Hem özel hem de kamu sektöründe karşılaştığımız mobbing vakâsı, basit anlatımıyla iş yerinde diğer çalışanların ve işverenin uyguladığı bir yıldırma politikası olarak tanımlanıyor.
Tabiî ki özelde çalışma hayatında psikolojik şiddet konusunu konuşurken, fotoğrafın geneline geri çekilip bakmak gerekiyor. Yani bu konu neden bu kadar önemlidir sorusuna farklı açılardan cevaplar aramak gerekmektedir. Genel anlamda mobbing, işletmeleri büyük oranda etkilemektedir. İşletmelerin verimini
düşürmekte, moral ortamını kötüleştirmekte ve kârlılık oranını aşağılara çekmektedir. Aynı zamanda bir işletmede işin niteliğini ve niceliğini de etkilemektedir. Ancak çok büyük bir etkisi daha var ki, bu daha büyük bir tehdit oluşturmaktadır; itibar kaybı...

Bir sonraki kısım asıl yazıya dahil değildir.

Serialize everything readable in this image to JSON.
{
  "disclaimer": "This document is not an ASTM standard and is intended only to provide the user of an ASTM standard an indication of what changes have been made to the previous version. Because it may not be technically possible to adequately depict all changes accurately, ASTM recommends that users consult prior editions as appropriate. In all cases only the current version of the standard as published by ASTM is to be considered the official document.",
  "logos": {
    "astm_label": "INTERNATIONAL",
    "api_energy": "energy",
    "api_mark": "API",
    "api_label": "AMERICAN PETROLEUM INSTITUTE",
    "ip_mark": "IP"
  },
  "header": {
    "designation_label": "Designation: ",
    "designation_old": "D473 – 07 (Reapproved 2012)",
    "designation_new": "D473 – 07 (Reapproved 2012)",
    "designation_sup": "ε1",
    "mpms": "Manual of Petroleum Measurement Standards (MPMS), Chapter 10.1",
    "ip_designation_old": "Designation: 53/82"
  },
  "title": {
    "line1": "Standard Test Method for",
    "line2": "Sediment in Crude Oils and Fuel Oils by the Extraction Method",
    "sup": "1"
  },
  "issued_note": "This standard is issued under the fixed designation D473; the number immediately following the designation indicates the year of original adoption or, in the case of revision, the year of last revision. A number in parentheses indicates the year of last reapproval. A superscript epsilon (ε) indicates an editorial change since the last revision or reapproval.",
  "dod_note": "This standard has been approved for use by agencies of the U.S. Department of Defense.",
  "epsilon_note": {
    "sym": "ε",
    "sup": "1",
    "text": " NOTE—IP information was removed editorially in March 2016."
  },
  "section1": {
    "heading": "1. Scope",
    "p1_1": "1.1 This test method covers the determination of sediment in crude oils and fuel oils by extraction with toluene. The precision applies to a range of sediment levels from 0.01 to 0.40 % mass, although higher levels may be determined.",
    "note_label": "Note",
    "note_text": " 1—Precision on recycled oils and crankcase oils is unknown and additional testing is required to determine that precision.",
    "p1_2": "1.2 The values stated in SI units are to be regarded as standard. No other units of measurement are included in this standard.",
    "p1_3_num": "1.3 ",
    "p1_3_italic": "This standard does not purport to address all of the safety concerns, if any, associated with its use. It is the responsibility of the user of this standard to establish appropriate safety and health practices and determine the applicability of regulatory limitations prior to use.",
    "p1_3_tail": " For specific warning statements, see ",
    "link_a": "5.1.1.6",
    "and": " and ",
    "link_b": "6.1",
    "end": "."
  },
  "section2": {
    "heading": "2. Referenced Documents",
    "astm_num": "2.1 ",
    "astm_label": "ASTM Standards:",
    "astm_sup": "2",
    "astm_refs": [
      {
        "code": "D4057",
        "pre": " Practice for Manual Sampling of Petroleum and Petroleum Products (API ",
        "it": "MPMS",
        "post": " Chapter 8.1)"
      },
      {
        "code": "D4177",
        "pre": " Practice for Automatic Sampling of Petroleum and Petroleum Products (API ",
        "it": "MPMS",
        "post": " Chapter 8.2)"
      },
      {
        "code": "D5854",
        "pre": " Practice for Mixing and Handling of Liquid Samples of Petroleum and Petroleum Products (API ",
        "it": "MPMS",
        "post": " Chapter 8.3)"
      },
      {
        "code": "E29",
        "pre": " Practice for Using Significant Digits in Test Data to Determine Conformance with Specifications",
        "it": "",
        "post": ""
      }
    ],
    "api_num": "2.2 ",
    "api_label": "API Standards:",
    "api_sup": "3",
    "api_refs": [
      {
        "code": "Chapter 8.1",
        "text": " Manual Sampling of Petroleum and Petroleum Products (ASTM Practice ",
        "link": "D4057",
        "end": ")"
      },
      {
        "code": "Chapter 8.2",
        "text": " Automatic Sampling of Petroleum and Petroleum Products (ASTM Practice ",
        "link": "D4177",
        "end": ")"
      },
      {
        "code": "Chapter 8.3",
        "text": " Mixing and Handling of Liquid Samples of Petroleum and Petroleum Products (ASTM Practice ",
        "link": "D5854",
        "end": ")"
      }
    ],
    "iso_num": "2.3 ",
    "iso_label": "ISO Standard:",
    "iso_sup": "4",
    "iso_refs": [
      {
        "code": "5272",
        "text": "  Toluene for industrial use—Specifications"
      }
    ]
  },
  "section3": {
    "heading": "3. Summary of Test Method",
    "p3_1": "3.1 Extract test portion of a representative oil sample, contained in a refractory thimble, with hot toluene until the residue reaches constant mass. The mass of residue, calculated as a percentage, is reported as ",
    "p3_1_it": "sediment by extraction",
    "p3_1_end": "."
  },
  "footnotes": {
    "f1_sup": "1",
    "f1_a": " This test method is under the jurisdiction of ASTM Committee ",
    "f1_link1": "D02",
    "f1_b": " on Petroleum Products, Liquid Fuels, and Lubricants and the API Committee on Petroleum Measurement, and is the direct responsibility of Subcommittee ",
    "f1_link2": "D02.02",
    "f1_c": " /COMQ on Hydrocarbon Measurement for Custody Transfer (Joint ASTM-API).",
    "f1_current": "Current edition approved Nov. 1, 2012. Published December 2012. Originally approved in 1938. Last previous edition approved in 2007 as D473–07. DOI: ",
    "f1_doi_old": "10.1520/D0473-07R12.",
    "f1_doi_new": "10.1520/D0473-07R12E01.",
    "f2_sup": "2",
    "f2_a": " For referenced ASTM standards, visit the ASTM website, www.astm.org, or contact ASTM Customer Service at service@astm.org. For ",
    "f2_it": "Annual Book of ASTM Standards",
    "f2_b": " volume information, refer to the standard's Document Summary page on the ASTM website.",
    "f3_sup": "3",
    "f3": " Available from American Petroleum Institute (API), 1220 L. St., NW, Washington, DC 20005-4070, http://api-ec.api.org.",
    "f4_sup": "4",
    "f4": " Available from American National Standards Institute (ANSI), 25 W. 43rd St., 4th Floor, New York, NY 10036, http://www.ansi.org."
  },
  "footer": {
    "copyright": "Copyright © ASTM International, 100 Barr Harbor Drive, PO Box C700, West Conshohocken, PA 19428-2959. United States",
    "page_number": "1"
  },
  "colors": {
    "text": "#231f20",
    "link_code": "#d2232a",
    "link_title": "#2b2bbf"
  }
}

Kurumlar açısından bakıldığında görünen kayıplar bunlar, peki ülkenin kaybı nedir? İşte asıl sormamız gereken soru bu olmalıdır. Kurumlarda yaşanan bu olaylar basit bir iş gücü kaybına neden olmuyor. Ülke ekonomisine ciddi bir köstek oluşturuyor. Bir ülkenin kalkınması için sadece ekonomik büyüme yeterli değildir. Bunun yanında gelişmiş insan niteliğine de ihtiyaç vardır. İnsan unsurunu göz ardı eden ülkeler asla kalkınmış bir ülke olamazlar. Unutmayalım ki, özel sektörde iş görenler ve kamuda çalışanlar birer velinimettir. Sadece müşteri velinimet değildir, iş üreten ve işletmenin ayakta kalmasını sağlayan iş gören de işveren açısından velinimettir. Aynı zamanda bir kaynak değil bir kıymettir!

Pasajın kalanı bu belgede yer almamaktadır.